Optical color-color diagram¶

In [6]:
# Select range of interest
thres = 5.   #threshold value for S/N (here, making it more stringent than query)
keep = (df['snr_g']>thres)&(df['snr_r']>thres)&(df['snr_z']>thres)

# Colors
g_r   = df['gmag'][keep] - df['rmag'][keep]
r_z   = df['rmag'][keep] - df['zmag'][keep]

r_i   = df['rmag'][keep] - df['imag'][keep]
i_z   = df['imag'][keep] - df['zmag'][keep]
z_y   = df['zmag'][keep] - df['ymag'][keep]

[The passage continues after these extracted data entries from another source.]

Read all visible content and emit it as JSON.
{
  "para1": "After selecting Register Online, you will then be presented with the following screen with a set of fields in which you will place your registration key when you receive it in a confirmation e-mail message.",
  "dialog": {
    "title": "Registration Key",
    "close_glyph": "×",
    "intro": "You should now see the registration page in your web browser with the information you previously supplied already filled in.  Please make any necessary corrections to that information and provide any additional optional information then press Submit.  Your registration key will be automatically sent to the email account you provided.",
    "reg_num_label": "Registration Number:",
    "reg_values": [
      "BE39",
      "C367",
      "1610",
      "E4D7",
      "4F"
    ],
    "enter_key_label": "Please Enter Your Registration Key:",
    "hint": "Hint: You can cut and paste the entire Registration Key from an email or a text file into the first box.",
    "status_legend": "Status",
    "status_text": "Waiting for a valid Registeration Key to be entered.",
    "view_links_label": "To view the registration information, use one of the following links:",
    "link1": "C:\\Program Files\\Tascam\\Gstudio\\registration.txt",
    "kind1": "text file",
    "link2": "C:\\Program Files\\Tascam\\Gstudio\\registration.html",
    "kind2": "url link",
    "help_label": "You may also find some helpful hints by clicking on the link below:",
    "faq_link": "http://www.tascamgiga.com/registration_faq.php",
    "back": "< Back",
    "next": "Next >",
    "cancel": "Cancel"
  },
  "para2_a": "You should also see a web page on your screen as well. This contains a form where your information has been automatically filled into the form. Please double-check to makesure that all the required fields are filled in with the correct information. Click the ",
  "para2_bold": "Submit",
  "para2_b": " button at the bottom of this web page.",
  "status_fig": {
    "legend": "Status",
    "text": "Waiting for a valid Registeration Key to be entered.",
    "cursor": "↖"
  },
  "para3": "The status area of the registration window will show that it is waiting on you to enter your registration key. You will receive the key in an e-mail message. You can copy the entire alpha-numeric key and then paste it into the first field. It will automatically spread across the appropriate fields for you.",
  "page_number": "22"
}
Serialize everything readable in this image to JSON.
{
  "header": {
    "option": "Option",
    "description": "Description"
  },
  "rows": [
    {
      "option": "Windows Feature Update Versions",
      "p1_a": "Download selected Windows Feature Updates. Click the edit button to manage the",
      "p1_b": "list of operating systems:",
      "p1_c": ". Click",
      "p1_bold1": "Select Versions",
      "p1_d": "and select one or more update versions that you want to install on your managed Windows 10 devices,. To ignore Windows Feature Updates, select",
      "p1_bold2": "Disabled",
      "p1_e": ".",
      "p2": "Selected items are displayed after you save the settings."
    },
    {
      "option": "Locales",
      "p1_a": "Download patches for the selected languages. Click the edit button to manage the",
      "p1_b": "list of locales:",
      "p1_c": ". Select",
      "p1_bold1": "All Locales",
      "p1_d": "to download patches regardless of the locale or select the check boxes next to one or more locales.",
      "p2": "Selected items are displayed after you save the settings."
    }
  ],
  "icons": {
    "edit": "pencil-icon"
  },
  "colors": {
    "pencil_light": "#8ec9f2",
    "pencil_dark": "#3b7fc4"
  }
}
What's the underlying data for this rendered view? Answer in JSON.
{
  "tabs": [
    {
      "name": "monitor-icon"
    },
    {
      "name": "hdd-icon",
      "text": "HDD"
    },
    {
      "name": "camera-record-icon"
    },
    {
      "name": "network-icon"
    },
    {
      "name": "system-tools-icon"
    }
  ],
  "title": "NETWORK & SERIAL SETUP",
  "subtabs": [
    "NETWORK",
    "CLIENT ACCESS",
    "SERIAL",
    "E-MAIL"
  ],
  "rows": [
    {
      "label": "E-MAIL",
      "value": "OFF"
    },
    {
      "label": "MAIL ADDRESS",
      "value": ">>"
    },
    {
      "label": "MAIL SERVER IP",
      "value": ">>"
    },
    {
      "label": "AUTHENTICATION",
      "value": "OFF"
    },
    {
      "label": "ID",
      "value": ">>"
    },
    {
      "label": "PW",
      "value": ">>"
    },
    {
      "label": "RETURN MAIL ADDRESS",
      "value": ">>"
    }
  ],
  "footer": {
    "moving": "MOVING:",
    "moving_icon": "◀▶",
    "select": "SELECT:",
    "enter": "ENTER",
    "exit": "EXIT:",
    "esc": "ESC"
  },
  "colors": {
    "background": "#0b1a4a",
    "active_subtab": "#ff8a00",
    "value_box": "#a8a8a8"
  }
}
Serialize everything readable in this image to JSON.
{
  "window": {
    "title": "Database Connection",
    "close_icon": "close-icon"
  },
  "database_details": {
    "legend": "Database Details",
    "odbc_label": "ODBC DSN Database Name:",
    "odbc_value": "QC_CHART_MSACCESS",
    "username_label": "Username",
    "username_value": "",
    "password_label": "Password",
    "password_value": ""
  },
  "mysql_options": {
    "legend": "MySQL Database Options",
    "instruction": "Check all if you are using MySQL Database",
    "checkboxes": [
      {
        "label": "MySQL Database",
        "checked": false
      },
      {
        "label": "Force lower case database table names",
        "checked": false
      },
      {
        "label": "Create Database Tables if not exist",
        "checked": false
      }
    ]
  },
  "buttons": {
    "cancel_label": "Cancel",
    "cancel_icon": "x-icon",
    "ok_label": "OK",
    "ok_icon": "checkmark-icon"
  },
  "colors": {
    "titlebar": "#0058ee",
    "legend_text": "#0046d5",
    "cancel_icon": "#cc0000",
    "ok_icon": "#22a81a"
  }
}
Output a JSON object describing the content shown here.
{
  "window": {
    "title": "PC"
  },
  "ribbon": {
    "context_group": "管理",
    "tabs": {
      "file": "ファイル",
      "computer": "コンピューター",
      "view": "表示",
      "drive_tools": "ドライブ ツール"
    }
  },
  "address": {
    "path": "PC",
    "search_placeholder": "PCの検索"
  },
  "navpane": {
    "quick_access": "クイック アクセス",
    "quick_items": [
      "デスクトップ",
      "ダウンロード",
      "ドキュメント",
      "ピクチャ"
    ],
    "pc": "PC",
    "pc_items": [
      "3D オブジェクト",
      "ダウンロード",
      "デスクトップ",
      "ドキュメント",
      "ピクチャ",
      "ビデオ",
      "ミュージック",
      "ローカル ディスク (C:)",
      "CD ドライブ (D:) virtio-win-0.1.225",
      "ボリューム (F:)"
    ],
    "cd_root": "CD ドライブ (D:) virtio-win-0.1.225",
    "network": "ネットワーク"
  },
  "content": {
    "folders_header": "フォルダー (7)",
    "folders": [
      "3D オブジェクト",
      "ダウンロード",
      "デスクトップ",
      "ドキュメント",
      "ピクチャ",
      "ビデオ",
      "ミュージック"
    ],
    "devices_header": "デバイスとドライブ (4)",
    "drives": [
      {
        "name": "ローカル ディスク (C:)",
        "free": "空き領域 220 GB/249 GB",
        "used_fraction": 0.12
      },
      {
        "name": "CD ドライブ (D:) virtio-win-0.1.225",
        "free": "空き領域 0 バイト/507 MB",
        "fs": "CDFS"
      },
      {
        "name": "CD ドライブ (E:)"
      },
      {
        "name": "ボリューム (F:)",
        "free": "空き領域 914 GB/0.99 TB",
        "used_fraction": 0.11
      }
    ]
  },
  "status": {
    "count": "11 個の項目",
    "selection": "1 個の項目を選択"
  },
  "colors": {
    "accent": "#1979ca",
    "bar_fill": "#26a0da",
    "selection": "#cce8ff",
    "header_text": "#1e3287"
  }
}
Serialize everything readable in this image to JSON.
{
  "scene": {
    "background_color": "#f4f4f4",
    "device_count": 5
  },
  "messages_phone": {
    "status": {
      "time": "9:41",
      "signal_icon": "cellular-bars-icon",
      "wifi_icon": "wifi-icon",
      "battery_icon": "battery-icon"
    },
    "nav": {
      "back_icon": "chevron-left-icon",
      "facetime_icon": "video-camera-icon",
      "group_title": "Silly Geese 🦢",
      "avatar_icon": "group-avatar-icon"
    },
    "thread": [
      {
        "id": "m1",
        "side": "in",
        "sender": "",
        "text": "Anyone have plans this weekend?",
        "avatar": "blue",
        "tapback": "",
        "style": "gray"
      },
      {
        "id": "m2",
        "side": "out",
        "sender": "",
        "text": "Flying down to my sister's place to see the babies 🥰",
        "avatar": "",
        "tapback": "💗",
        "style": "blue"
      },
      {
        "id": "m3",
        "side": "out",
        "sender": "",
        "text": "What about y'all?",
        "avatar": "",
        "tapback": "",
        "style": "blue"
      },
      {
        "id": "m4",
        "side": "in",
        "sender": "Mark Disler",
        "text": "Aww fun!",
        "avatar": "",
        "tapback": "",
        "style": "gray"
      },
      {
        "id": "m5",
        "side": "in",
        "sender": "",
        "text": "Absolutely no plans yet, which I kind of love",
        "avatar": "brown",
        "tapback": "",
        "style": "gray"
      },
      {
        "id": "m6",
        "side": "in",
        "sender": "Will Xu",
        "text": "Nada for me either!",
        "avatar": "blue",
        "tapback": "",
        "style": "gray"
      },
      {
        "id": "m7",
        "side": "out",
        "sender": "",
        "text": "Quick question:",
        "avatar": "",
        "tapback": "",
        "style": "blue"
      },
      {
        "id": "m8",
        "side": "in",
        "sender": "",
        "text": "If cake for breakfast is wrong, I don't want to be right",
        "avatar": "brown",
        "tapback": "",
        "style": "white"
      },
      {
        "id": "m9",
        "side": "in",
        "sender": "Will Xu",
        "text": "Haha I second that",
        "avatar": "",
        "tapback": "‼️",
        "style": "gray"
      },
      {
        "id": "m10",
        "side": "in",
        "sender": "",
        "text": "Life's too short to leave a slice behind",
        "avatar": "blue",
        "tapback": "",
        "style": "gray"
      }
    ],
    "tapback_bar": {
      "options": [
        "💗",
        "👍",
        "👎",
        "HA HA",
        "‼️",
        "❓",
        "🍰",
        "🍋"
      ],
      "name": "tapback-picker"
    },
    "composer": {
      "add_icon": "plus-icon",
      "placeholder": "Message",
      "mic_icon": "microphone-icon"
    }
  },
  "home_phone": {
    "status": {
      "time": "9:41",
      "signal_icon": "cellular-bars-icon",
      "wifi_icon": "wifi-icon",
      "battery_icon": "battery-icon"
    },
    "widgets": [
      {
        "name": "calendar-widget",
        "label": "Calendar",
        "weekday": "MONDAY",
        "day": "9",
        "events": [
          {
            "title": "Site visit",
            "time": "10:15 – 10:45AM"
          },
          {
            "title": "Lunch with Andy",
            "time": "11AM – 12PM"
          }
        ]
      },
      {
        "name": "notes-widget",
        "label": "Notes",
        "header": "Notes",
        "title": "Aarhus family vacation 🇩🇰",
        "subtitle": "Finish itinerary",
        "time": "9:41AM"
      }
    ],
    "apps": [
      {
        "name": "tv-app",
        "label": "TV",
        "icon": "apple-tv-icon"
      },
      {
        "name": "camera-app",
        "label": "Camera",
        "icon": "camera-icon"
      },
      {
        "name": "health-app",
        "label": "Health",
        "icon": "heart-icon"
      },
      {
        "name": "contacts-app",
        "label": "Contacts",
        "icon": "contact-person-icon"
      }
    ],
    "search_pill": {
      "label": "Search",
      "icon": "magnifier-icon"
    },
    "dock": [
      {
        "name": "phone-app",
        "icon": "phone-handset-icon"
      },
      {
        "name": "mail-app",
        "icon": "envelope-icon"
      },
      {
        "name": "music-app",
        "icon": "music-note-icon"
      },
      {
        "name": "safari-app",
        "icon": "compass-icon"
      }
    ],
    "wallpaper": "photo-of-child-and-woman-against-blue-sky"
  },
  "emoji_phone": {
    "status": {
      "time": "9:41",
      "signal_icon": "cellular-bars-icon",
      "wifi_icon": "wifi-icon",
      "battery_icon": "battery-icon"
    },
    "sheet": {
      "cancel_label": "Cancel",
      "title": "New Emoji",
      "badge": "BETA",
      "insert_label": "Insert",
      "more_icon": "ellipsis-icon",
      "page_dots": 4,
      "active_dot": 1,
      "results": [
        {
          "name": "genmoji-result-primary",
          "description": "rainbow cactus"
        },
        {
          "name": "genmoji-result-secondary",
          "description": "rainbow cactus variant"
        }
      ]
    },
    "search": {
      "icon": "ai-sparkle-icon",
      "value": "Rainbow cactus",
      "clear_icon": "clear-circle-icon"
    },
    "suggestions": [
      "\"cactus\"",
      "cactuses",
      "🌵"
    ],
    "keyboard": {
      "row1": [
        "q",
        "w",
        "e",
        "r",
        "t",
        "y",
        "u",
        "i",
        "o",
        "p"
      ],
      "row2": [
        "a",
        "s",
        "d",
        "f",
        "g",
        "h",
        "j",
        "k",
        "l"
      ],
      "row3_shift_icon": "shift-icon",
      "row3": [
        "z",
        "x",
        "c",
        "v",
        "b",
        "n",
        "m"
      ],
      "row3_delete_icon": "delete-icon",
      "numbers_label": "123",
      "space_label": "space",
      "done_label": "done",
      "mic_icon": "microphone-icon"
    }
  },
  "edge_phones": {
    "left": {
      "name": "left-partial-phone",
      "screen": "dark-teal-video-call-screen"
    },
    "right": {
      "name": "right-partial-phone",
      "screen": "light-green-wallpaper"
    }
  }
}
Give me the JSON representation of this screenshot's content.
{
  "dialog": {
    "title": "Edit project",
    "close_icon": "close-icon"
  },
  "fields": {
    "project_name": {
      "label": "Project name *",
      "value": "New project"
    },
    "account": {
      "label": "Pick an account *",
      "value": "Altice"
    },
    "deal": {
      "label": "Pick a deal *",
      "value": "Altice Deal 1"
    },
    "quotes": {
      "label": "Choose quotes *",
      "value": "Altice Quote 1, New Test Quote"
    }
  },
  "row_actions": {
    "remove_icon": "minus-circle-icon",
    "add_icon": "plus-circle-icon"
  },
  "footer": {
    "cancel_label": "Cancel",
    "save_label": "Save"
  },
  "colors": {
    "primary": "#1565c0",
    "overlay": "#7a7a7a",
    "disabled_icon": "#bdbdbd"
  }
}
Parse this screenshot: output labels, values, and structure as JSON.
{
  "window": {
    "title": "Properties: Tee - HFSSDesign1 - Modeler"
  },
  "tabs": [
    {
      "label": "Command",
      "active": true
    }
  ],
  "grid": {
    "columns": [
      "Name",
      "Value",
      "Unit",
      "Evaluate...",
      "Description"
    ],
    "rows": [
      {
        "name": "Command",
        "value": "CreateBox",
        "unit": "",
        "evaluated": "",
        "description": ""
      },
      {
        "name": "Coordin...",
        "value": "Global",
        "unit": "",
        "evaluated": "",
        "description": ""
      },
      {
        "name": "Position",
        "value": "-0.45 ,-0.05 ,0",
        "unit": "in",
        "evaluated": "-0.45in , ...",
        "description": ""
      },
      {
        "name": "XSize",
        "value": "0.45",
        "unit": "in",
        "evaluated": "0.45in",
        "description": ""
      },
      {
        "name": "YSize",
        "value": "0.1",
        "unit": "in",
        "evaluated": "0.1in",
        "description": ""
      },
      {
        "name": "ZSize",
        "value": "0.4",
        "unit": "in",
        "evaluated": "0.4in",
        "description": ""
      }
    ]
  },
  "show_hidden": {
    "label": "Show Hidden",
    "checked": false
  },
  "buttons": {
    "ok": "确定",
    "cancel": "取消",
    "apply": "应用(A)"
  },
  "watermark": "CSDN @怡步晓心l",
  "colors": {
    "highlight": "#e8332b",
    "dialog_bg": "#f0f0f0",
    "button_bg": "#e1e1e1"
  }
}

print(f'Count: {len(g_r)}')
Count: 106067
In [7]:
col0 = r_z   #r-z color
col1 = g_r   #g-r color

# 2D-histogram of objects
fig, ax1 = plt.subplots(1, 1, figsize=(9, 8))
im1 = ax1.hexbin(col0, col1, bins='log', cmap=plt.cm.viridis,
               mincnt=1, extent=(-1., 3, -1., 3))
ax1.set_xlabel('r-z',fontsize=20)
ax1.set_ylabel('g-r',fontsize=20)

#color bar
cb = plt.colorbar(im1,label='log(N)')

In the figure above, we can see structure in the number density map such as two curved branches that cross or overlap, along with a more diffuse clump or cloud of objects. We will revisit this color-color plot below after classifying objects into stars and galaxies. This will help to isolate the two branches.

Morphological parameters¶

In this section, we make series of plots combining morphological parameters such as spread_model, class_star, and kron_radius with magnitudes (in each of g, r & z bands). The goals are to determine which quantities help to classify objects into stars and galaxies, and to compare the consistency and differences between results obtained with the different bands.

In [8]:
def plot_morph(df,band='g'):
    """
    Plots in two columns x two rows
    """   
    fig = plt.figure(figsize=(8*2,8*2))
    ax = fig.add_subplot(2,2,1)
    ax.hexbin(df[band+'mag'],df['spread_model_'+band],gridsize=200,bins='log',mincnt=1,extent=(12,26,-0.05,0.05))
    ax.set_xlabel(band,fontsize=20)
    ax.set_ylabel('spread_model_'+band,fontsize=20)
    ax.tick_params(labelsize=10)

    ax2 = fig.add_subplot(2,2,2)
    ax2.hexbin(df['kron_radius'],df['class_star_'+band],gridsize=200,bins='log',mincnt=1,extent=(0,10,0,1))
    ax2.set_xlabel('Kron radius',fontsize=20)
    ax2.set_ylabel('class_star_'+band,fontsize=20)
    ax2.tick_params(labelsize=10)

    ax3 = fig.add_subplot(2,2,3)
    ax3.hexbin(df[band+'mag'],df['class_star_'+band],gridsize=200,bins='log',mincnt=1,extent=(12,26,0,1))
    ax3.set_xlabel(band,fontsize=20)
    ax3.set_ylabel('class_star_'+band,fontsize=20)
    ax3.tick_params(labelsize=10)

    ax4 = fig.add_subplot(2,2,4)
    ax4.hexbin(df['spread_model_'+band],df['class_star_'+band],gridsize=200,bins='log',mincnt=1,extent=(-0.025,0.025,0,1))
    ax4.set_xlabel('spread_model_'+band,fontsize=20)
    ax4.set_ylabel('class_star_'+band,fontsize=20)
    ax4.tick_params(labelsize=10)

g band¶

First, we plot the results only for the g band, requiring a signal-to-noise > 5 in the g filter.

In [9]:
# invalid mags are set to 99 -> mag_auto_X < 90
# spread_model_X is valid at abs(spread_model)<1
# require S/N>5 in the g band
df_in=df[(df['gmag']<90) & (df['imag']<90) & (df['spread_model_g']>(-1)) & \
      (df['rmag']<90) & (df['zmag']<90) & (df['spread_model_g']<1) & \
      ((df['snr_g'])>5)]

print('Number of objects with S/N>5 & valid spread_model in g band: ',len(df_in))

plot_morph(df_in)
Number of objects with S/N>5 & valid spread_model in g band:  150971

As a reminder, spread_model should be nearly 0 for point-sources, positive for extended sources, and negative for data artifacts smaller than the PSF. The top left panel clearly shows stars along an horizontal sequence around 0 spread. However, we can see that the other group of points (presummably galaxies) join and overlap with the stars at faint magnitudes starting around g=23.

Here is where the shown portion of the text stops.